Diane Greene took $148.6M from Google and donated it all to charity
Google’s new parent company Alphabet Inc. revealed today that it paid a whopping $380.2 million to acquire Bebop Technologies, the startup most recently led by its new cloud boss and ex-Vmware Inc. founder Diane Greene.
Out of that deal, Green raked in a cool $148.6 million in the form of 200,729 Alphabet shares valued at $740.39 each.
Surprisingly though, Greene decided she didn’t want to keep her new-found wealth. Alphabet’s SEC filing on the matter shows that “Greene exchanged 7,244,150 shares of bebop stock for 200,729 shares of Alphabet Class C Capital Stock at $740.39 each in the Merger, plus cash for fractional shares”. However, it added that Greene intends to donate the shares to an unnamed charity via a “donor advised fund.”
Most analysts agree that, although Bebop was working on some interesting cloud-based technologies, the deal was basically an acqui-hire for Google. After all, Greene is considered to be one of the queens of Silicon Valley due to her role in creating VMware and her backing of hot startups like Cloudera Inc. and others. Perhaps Greene’s biggest skill is that she knows what it takes to go about selling services to large enterprises, an important piece of know-how Google really needs if it’s to try and challenge Amazon Web Services and Microsoft in the all-important enterprise cloud market.
As for Bebop, the plan is that the startup will continue to build its “development platform that makes it easy to build and maintain enterprise applications”, said Google CEO Sundar Pichai in a blog post following the deal.

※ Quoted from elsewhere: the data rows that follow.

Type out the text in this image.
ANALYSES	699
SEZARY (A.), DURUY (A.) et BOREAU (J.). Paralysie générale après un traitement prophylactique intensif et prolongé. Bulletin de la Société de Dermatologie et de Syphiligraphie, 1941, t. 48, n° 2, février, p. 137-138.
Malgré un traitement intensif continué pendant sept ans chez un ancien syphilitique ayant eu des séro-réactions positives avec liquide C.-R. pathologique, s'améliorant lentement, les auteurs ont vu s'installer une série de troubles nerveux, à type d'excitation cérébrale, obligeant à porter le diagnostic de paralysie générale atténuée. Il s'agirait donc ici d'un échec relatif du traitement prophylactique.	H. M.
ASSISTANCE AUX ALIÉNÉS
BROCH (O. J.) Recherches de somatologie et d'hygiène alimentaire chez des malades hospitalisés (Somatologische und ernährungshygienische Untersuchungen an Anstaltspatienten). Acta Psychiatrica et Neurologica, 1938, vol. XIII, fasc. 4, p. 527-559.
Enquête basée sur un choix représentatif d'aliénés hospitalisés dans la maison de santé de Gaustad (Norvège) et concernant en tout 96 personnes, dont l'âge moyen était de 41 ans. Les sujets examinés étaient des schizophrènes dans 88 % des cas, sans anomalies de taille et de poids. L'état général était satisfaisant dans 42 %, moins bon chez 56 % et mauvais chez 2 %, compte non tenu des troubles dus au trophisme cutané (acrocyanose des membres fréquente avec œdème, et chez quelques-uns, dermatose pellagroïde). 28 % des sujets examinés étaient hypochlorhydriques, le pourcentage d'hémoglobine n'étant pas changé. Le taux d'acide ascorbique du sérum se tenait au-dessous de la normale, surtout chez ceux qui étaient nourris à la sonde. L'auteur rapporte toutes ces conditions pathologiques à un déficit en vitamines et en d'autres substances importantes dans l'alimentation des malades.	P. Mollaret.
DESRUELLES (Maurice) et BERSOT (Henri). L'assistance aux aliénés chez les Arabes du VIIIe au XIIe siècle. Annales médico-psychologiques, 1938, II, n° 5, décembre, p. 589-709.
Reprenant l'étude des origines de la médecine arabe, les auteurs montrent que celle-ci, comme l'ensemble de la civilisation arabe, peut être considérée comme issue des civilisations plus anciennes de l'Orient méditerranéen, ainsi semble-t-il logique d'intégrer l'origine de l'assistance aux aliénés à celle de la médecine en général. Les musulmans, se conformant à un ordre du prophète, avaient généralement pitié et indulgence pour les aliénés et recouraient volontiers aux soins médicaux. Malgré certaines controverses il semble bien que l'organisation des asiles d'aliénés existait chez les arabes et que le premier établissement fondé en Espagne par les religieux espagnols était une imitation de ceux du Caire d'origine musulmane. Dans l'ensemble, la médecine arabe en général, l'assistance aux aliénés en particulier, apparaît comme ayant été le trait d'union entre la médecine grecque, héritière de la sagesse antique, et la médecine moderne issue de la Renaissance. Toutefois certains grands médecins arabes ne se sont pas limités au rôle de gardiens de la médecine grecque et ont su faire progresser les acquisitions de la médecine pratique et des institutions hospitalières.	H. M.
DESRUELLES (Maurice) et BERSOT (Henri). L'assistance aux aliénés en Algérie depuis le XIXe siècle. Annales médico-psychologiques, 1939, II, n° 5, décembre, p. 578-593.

It remains to be seen if Google’s investment in Greene and Bebop will actually pay off, but few will deny the search giant has huge ambitions for the cloud. The company recently said it’s striving to make its cloud business even more profitable than its advertising network within the next five years, and Greene’s hire and the integration of Bebop’s engineering team is likely just the first step along the way to making that happen.